In any event, Jorge Fernando Heredia Zubieta confirms McGrath’s role in promoting the SJA at the Latin American bishops conference at Medellin in 1968.

It is also highly significant that Archbishop McGrath was president of the Signs of the Times Sub-Commission at Vatican II, which of course used the SJA method as part of the drafting process of Schema XIII, which became Gaudium et Spes.

Interestingly, young McGrath studied at the Universidad Catolica de Chile at Santiago, Chile also being a country with a very significant Cardijn influence, before joining the Congregation of the Holy Cross – the Holy Cross Fathers, who founded the University of Notre Dame in the USA.

In fact, Notre Dame was a hotbed of support for the specialised Catholic Action movements. Indeed, the archives of the US YCW are held there.
Among the Notre Dame CSC priests who were close to the YCW was the late Fr Louis Putz, who founded both the YCS and the Christian Family Movement in the USA:
http://jalbum.net/en/browse/user/album/1449168
There were also many other CSC fathers who were involved in this work as Fr Robert Pelton CSC writes:

I was privileged to arrive at Notre Dame at a time when Father (later Archbishop) John O’Hara, CSC, Father Louis J. Putz, CSC, and a group of other priests and lay leaders at Notre Dame were vigorously questioning the adequacy of such a faith. By founding the Young Christian Students, the Christian Family Movement, Catholic Worker chapters, community outreach programs, and countless other Catholic Action groups, these visionary leaders both challenged and empowered faithful laypersons to infuse Christian values and Christian compassion throughout all areas of daily life. Their efforts were fostered by Father Theodore M. Hesburgh, CSC, who consistently initiated, strengthened, and defended Notre Dame’s social mission throughout his 35-year presidency of the University, and by Father Edward A. Malloy, C.S.C., who continues to build upon and extend this vision.

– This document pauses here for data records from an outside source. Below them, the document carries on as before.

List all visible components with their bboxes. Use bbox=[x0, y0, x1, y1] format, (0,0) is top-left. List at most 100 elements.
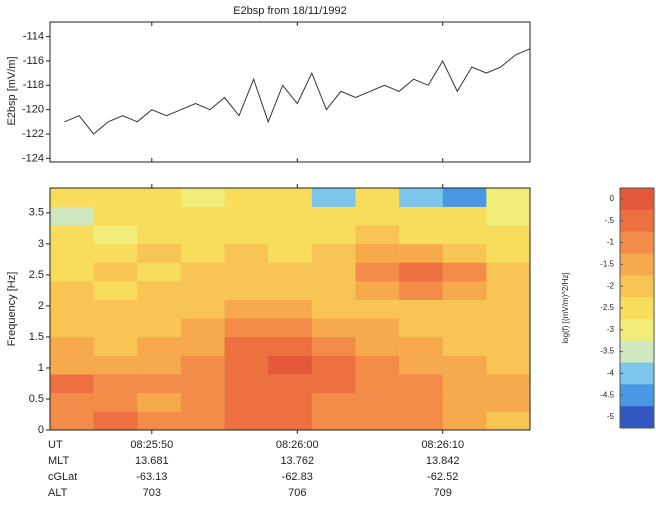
heatmap-cell bbox=[355, 281, 400, 300]
heatmap-cell bbox=[486, 262, 531, 282]
heatmap-cell bbox=[180, 299, 225, 319]
heatmap-cell bbox=[137, 243, 182, 263]
heatmap-cell bbox=[180, 318, 225, 338]
y-tick-label: 3 bbox=[38, 238, 44, 250]
colorbar-tick-label: -2.5 bbox=[600, 303, 614, 312]
heatmap-cell bbox=[180, 243, 225, 263]
heatmap-cell bbox=[355, 188, 400, 207]
heatmap-cell bbox=[486, 336, 531, 356]
heatmap-cell bbox=[355, 336, 400, 356]
heatmap-cell bbox=[137, 262, 182, 282]
heatmap-cell bbox=[442, 225, 487, 245]
heatmap-cell bbox=[50, 243, 94, 263]
heatmap-cell bbox=[93, 392, 138, 412]
heatmap-cell bbox=[399, 243, 444, 263]
x-tick-label: 08:26:00 bbox=[276, 439, 319, 451]
heatmap-cell bbox=[180, 411, 225, 431]
heatmap-cell bbox=[311, 243, 356, 263]
heatmap-cell bbox=[137, 374, 182, 394]
heatmap-cell bbox=[50, 206, 94, 226]
plot-frame bbox=[49, 21, 531, 163]
colorbar-tick-label: -4.5 bbox=[600, 390, 614, 399]
colorbar-band bbox=[620, 209, 654, 232]
heatmap-cell bbox=[224, 318, 269, 338]
heatmap-cell bbox=[399, 392, 444, 412]
heatmap-cell bbox=[50, 318, 94, 338]
heatmap-cell bbox=[180, 336, 225, 356]
heatmap-cell bbox=[442, 336, 487, 356]
heatmap-cell bbox=[442, 188, 487, 207]
heatmap-cell bbox=[180, 262, 225, 282]
heatmap-cell bbox=[399, 374, 444, 394]
chart-title: E2bsp from 18/11/1992 bbox=[233, 5, 347, 17]
colorbar-band bbox=[620, 297, 654, 320]
heatmap-cell bbox=[137, 392, 182, 412]
heatmap-cell bbox=[180, 355, 225, 375]
heatmap-cell bbox=[442, 281, 487, 300]
heatmap-cell bbox=[486, 299, 531, 319]
row-label: cGLat bbox=[48, 471, 77, 483]
heatmap-cell bbox=[442, 299, 487, 319]
heatmap-cell bbox=[355, 262, 400, 282]
colorbar-band bbox=[620, 318, 654, 342]
heatmap-cell bbox=[137, 281, 182, 300]
heatmap-cell bbox=[399, 225, 444, 245]
row-label: ALT bbox=[48, 487, 68, 499]
row-value: 13.762 bbox=[280, 455, 314, 467]
heatmap-cell bbox=[180, 188, 225, 207]
heatmap-cell bbox=[224, 299, 269, 319]
heatmap-cell bbox=[50, 281, 94, 300]
heatmap-cell bbox=[268, 336, 313, 356]
heatmap-cell bbox=[486, 374, 531, 394]
y-tick-label: -116 bbox=[23, 55, 44, 67]
colorbar-tick-label: -2 bbox=[607, 281, 615, 290]
heatmap-cell bbox=[93, 374, 138, 394]
colorbar-tick-label: -1.5 bbox=[600, 259, 614, 268]
heatmap-cell bbox=[50, 392, 94, 412]
colorbar-tick-label: 0 bbox=[610, 194, 615, 203]
heatmap-cell bbox=[268, 188, 313, 207]
heatmap-cell bbox=[224, 188, 269, 207]
row-value: 706 bbox=[288, 487, 306, 499]
heatmap-cell bbox=[442, 355, 487, 375]
y-tick-label: 1 bbox=[38, 362, 44, 374]
row-value: 709 bbox=[434, 487, 452, 499]
heatmap-cell bbox=[311, 355, 356, 375]
colorbar-band bbox=[620, 340, 654, 363]
heatmap-cell bbox=[311, 411, 356, 431]
heatmap-cell bbox=[224, 262, 269, 282]
row-value: -63.13 bbox=[136, 471, 167, 483]
colorbar-tick-label: -.5 bbox=[605, 216, 615, 225]
heatmap-cell bbox=[399, 299, 444, 319]
heatmap-cell bbox=[50, 225, 94, 245]
colorbar-band bbox=[620, 406, 654, 429]
y-tick-label: -114 bbox=[23, 31, 44, 43]
y-tick-label: 1.5 bbox=[29, 331, 44, 343]
heatmap-cell bbox=[486, 355, 531, 375]
heatmap-cell bbox=[180, 225, 225, 245]
heatmap-cell bbox=[442, 318, 487, 338]
heatmap-cell bbox=[311, 318, 356, 338]
colorbar-tick-label: -3 bbox=[607, 325, 615, 334]
heatmap-cell bbox=[268, 392, 313, 412]
colorbar-band bbox=[620, 275, 654, 298]
colorbar-tick-label: -5 bbox=[607, 412, 615, 421]
heatmap-cell bbox=[355, 355, 400, 375]
y-tick-label: 3.5 bbox=[29, 207, 44, 219]
heatmap-cell bbox=[50, 336, 94, 356]
heatmap-cell bbox=[486, 281, 531, 300]
heatmap-cell bbox=[442, 392, 487, 412]
heatmap-cell bbox=[399, 355, 444, 375]
heatmap-cell bbox=[486, 206, 531, 226]
row-value: 13.681 bbox=[135, 455, 169, 467]
colorbar-label: log(f) [(mV/m)^2/Hz] bbox=[561, 272, 570, 343]
colorbar-tick-label: -4 bbox=[607, 369, 615, 378]
heatmap-cell bbox=[442, 411, 487, 431]
heatmap-cell bbox=[93, 281, 138, 300]
heatmap-cell bbox=[442, 262, 487, 282]
x-axis-label: UT bbox=[48, 439, 63, 451]
heatmap-cell bbox=[137, 225, 182, 245]
y-tick-label: -118 bbox=[23, 79, 44, 91]
heatmap-cell bbox=[486, 188, 531, 207]
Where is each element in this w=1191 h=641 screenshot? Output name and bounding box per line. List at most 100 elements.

Indeed, Fr Pelton himself had been part of a YCW team at Notre Dame.

Fr Hesburgh, who later became a noted president of Notre Dame, was also a Catholic Action Moderator at the university when it hosted Cardijn at at a conference in August 1947.

Another Canadian CSC father who played a very significant role was Fr Oscar Melanson, who became a famous JOC chaplain in Brazil.

I should also mention that, following his studies, Fr McGrath returned to Chile in 1953 to teach at the CSC St George College in Santiago, where he also became a Catholic Action, i.e. probably JEC (YCS) chaplain. From 1954 he also taught theology. In 1960, he launched a journal with the significant title of Teologia y vida (Theology and life).

Source: http://www.scielo.cl/scielo.php?pid=S0049-34492000000300002&script=sci_arttext

Interestingly, it appears that the CSC fathers, who were founded in France in 1837, had previously been promoters of the Sillon, as recorded by the French writer, Henry de Montherlant:

“Au cours de cette année 1912, mon directeur de conscience, jésuite d’extrême-droite, détruisait systématiquement en moi l’enseignement des prêtres de Sainte-Croix, qui était démocratie chrétienne et Sillon.”

Translation
During the course of 1912, my director of conscience, an extreme right-wing Jesuit, systematically destroyed in me the teaching of the priests of the Holy Cross, who were Christian democratic and Sillon.

(Montherlant, Va jouer avec cette poussière (Carnets 1956-1964), p. 102, Gallimard, 1966,)
Source: http://www.montherlant.be/article-81-demeeus.html
Montherlant himself had been taught by the sillonnist philosopher, Paul Archambault. at the College Notre Dame de Sainte Croix at Neuilly, near Paris, and which had been founded by the Holy Cross congregation. The poet and novelist, Amédée Guiard, was another famous sillonnist who also taught at Neuilly.
And in tracing back this Holy Cross tradition, I guess it’s no surprise to find that its founder, Fr Basile Moreau, had himself been a disciple of Lamennais, before the latter split with the Church.
Source: http://www.cscfrance.org/content/basile-moreau
Once again, it’s interesting to trace the generations: Lamennais, Le Sillon, the JOC, JEC and other specialised Catholic Action movements, right up to Vatican II and beyond.